Makasharipov was killed during a shootout with Russian troops on 6 July 2005, and his deputy Rabbani (Rappani Khalilov) then took over command. Rabbani was said to be an extremely popular with the youth and was able to recruit hundreds of fighters into Jamaat's ranks. He was closely allied with the Chechen rebels and the commander of foreign fighters in the Caucasus, Abu Hafs al-Urduni, and was killed in a house siege by the Russian special forces on 17 September 2007.

===Vilayat Dagestan===
With the statements of the new Chechen separatist leader Dokka Umarov, published by Kavkaz Center on 1 October 2007, Khalilov was replaced by his deputy, Abdul Majid (Ilgas Malachiyev). Majid had begun his career during the Second Chechen War, fighting under Mashkadov and Ibn al-Khattab, before joining the Jamaat in 2005; this helped legitimize him as a rebel leader in Dagestan with the leaderships of both Chechen rebels and foreign fighters. Abdul Majid took the Jamaat oath to not attack civilians and was credited with bringing order to the group after the death of Khalilov. On 8 September 2008, he was killed in a battle in southern Dagestan on the border with Azerbaijan in a joint operation of Russian and Azeri special forces. Following the death of Abu Majid, Umarov (now as the leader of the self-styled Caucasus Emirate) appointed Emir Muaz (Omar Sheikhulayev) to lead the renamed Vilayat of Dagestan. Emir Muaz was killed on 5 February 2009 in a gunfight with Russian special forces in a suburb of Makachkala. He was replaced two months later by Emir Bara (Umalat Magomedov), who was in turn killed in a shootout at a police checkpoint in Makachkala on 31 December 2009. His place was then taken by Magomed Vagabov, whose leadership apparently resulted in the end to the ban on indiscriminate attacks against civilian targets. Vagabov was killed in a firefight when the federal forces surrounded him in a house in the village of Gunib on 21 August 2010.

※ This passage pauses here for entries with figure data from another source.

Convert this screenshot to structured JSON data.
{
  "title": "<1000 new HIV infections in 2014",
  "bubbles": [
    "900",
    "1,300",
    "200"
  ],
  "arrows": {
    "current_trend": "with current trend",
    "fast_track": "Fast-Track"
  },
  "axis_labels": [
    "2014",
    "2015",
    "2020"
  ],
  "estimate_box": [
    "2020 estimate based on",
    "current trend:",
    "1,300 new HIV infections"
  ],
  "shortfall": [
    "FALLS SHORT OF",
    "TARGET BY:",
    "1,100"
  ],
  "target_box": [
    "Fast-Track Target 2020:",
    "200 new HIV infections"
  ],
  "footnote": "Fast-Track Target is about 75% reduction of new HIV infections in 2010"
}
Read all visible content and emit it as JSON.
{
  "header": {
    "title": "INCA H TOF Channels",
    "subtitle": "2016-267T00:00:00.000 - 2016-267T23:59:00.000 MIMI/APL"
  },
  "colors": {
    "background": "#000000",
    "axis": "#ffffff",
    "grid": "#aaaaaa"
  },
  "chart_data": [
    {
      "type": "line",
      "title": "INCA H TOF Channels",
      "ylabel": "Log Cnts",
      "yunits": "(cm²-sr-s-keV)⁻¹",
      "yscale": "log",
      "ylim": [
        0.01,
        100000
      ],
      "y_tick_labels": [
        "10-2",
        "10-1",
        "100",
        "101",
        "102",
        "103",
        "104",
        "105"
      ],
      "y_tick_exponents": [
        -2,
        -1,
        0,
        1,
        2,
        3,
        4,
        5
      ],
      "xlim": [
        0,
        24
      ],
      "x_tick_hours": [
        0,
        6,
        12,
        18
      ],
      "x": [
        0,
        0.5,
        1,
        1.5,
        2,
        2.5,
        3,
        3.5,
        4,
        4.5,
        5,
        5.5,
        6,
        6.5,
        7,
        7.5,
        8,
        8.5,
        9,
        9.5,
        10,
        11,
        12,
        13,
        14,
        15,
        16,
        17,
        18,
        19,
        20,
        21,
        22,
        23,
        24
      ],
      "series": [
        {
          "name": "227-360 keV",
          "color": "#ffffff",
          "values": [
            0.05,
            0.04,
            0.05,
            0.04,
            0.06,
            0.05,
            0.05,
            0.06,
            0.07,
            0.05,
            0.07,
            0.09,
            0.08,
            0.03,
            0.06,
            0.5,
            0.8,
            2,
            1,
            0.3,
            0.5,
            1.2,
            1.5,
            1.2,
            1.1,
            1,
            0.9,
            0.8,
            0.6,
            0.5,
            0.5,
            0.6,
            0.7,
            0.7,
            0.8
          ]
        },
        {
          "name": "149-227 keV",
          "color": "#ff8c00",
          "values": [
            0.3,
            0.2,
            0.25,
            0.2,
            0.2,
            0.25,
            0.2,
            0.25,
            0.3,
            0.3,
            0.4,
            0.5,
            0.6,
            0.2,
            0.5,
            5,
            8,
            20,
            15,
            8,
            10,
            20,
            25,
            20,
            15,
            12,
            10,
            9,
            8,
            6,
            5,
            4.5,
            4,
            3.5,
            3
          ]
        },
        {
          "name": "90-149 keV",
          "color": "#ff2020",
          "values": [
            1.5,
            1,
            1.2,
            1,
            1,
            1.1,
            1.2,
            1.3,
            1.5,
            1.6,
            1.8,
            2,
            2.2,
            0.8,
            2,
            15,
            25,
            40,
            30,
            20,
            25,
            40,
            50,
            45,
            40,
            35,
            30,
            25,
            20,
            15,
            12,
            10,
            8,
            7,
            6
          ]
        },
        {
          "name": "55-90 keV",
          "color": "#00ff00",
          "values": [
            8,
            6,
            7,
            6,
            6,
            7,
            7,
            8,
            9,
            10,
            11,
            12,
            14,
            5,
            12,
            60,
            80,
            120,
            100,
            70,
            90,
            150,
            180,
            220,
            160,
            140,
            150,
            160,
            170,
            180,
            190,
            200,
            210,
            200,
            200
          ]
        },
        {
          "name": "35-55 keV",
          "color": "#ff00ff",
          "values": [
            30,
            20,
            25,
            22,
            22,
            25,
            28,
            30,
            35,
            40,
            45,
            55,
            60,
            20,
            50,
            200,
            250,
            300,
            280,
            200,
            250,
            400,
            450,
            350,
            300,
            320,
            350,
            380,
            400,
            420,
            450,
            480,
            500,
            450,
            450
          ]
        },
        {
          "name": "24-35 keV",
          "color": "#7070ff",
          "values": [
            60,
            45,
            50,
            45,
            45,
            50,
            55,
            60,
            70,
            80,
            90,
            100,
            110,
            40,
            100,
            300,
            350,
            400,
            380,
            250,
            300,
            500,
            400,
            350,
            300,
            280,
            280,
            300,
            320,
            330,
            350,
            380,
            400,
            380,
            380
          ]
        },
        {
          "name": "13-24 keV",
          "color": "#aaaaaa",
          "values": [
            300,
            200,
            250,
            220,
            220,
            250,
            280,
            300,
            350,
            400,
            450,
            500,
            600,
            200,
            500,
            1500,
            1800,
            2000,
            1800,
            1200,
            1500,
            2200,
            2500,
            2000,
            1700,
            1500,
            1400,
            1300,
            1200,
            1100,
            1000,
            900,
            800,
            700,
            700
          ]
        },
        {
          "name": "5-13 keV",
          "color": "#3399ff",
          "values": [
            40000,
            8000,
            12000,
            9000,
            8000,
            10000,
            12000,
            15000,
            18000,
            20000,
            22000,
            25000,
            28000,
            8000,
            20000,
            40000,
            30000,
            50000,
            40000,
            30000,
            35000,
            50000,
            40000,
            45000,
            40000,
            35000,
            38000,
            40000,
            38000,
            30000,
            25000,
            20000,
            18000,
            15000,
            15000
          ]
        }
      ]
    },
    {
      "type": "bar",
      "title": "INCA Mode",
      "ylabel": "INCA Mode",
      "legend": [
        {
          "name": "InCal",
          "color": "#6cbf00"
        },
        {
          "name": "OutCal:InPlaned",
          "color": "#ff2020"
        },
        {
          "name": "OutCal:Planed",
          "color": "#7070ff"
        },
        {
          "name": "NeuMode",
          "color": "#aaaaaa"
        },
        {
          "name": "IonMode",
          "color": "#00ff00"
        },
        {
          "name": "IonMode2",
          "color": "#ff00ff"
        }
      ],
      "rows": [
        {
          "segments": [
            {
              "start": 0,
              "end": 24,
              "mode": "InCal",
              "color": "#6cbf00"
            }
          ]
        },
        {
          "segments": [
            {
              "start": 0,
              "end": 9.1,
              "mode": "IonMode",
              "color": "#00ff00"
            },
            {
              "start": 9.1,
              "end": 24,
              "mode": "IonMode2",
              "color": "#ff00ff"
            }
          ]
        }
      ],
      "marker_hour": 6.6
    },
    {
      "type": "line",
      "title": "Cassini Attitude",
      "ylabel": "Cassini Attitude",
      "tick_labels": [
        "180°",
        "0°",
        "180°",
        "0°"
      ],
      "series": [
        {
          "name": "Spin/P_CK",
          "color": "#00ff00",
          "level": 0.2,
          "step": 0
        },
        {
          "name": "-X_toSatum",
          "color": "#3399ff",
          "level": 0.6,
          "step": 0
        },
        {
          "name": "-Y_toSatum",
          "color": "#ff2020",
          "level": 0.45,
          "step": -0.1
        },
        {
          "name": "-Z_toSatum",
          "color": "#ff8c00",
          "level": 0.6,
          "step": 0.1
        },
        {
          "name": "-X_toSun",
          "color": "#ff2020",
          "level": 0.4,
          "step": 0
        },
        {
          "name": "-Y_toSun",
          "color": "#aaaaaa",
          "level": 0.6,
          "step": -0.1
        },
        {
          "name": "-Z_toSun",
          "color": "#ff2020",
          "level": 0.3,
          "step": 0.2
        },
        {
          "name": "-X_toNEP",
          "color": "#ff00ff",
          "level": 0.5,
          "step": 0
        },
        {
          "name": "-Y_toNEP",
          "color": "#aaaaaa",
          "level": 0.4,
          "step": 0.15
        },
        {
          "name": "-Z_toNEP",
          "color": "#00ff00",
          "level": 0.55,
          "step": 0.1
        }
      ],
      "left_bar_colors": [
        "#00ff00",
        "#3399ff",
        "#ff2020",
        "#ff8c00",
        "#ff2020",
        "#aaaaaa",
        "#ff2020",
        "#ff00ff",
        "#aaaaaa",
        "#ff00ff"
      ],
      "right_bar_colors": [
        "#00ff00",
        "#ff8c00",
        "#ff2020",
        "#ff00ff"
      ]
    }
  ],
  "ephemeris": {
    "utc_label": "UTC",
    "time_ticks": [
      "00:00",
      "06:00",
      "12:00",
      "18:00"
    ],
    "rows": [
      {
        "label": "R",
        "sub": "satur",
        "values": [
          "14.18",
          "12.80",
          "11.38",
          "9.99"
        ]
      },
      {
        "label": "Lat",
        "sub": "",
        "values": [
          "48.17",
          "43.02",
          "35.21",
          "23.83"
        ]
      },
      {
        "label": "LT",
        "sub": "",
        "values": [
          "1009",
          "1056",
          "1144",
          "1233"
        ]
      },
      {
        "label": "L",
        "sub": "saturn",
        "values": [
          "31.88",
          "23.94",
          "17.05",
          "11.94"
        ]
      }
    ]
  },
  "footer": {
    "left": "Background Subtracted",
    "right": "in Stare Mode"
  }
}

The continued upsurge of violence in Dagestan since 2008 included the killing of Gen. Valery Lipinsky, the first deputy head of the Internal Troops in the North Caucasus; the sniper assassination of Dagestan's Interior Minister, Gen. Adilgerei Magomedtagirov; and the massacre of four policemen and seven alleged prostitutes at a bathhouse in Makhachkala. In 2009, at least 58 police officers were killed in Dagestan. The Vilayat Dagestan was responsible for a suicide attack on 6 January 2010 that killed six policemen; twin bombings in which two female bombers killed more than 40 people in the Moscow Metro in March 2010; and several suicide attacks against Russian security and military installations (such as the double bombing which killed 12 in Kizlyar). In February 2012, the Vilayat's then leader, Ibragimkhalil Daudov (aka Emir Salikh), was killed by Russian security forces.

In December 2014, the Vilayat's then commander, Rustam Asildarov, and a number of other members of the group publicly retracted their oath of allegiance to Caucasus Emirate leader Aliaskhab Kebekov, and pledged loyalty to Islamic State leader Abu Bakr al-Baghdadi. Kebekov condemned the defectors and appointed Said Kharakansky as the new leader of the group in Dagestan. Kharakansky and Kebekov's successor, Magomed Suleymanov, were killed by Russian security forces in clashes in August 2015.